A discricionariedade administrativa  não  se  encontra  imune  ao controle judicial, mormente diante da prática de atos que impliquem restrições de direitos dos administrados, como se afigura a eliminação de  um  candidato  a  concurso  público,  cumprindo  ao  órgão  julgador reapreciar os aspectos vinculados do ato administrativo, a exemplo da competência,  forma,  finalidade,  bem  como  a  observância  dos princípios da proporcionalidade e razoabilidade.

O Superior Tribunal de Justiça, ao examinar casos envolvendo a eliminação de candidatos na fase de investigação social de certame público para as carreiras policiais, já teve a oportunidade de consignar que a sindicância  de  vida  pregressa  dos  candidatos  a  concursos públicos  deve  estar  jungida  pelos  princípios  da  razoabilidade  e proporcionalidade.

No caso, tem-se  o  relato  de  um  fato  pelo  próprio  candidato,  no respectivo formulário de ingresso na incorporação, de que foi usuário de drogas quando tinha 19 (dezenove) anos de idade e que não mais possui essa adição há sete anos.
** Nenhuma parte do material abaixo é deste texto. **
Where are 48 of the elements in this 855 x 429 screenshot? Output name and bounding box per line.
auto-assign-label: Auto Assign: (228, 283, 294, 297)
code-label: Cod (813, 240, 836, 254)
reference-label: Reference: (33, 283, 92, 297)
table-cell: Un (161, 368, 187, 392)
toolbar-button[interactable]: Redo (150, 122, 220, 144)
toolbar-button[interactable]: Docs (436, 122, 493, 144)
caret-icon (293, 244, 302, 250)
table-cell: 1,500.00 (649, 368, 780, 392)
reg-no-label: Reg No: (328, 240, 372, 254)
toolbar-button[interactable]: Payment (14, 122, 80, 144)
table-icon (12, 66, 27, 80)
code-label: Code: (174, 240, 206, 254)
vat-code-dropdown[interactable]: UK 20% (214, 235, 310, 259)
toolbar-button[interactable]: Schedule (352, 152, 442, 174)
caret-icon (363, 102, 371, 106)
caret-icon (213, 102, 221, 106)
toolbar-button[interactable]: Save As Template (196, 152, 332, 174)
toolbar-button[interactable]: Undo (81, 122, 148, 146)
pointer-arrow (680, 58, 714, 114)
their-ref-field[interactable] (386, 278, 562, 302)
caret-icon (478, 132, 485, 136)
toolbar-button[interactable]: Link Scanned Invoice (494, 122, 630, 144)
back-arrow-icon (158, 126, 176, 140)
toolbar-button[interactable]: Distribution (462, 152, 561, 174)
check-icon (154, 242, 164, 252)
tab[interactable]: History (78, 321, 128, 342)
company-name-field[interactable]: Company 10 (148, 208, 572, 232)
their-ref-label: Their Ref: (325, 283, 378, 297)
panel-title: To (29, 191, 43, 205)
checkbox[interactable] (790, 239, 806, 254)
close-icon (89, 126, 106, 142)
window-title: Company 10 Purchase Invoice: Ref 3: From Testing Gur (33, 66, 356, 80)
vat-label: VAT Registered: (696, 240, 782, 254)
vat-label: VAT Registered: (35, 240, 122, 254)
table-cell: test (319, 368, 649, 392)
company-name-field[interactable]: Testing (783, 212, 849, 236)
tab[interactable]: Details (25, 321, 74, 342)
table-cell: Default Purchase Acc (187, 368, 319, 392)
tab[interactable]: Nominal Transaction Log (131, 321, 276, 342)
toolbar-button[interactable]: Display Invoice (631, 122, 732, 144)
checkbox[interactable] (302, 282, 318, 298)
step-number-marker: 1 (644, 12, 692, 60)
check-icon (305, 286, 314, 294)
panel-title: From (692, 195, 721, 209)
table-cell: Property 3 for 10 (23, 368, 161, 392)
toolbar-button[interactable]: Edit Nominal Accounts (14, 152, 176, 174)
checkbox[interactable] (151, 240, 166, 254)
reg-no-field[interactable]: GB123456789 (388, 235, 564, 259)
Destaca-se, ainda, a informação de que o referido candidato, atualmente, é servidor público do Distrito Federal,  exercendo  o  cargo  de  professor,  não  havendo  qualquer registro sobre o envolvimento em qualquer ato desabonador de sua reputação moral. E mais, há o registro de que esse mesmo candidato foi aprovado na fase de investigação social no concurso para Soldado da Polícia Militar do Estado do Maranhão.

Impedir que o recorrente prossiga no certame público para ingresso nas fileiras da Política Militar do Distrito Federal, além de revelar uma postura contraditória da  própria  Administração  Pública,  que  reputa como  inidôneo  um  candidato  que  já  é  integrante  dos  quadros  do serviço público distrital, acaba por aplicá-lo uma sanção de caráter perpétuo,  dado  o  grande  lastro  temporal  entre  o  fato  tido  como desabonador e o momento da investigação social.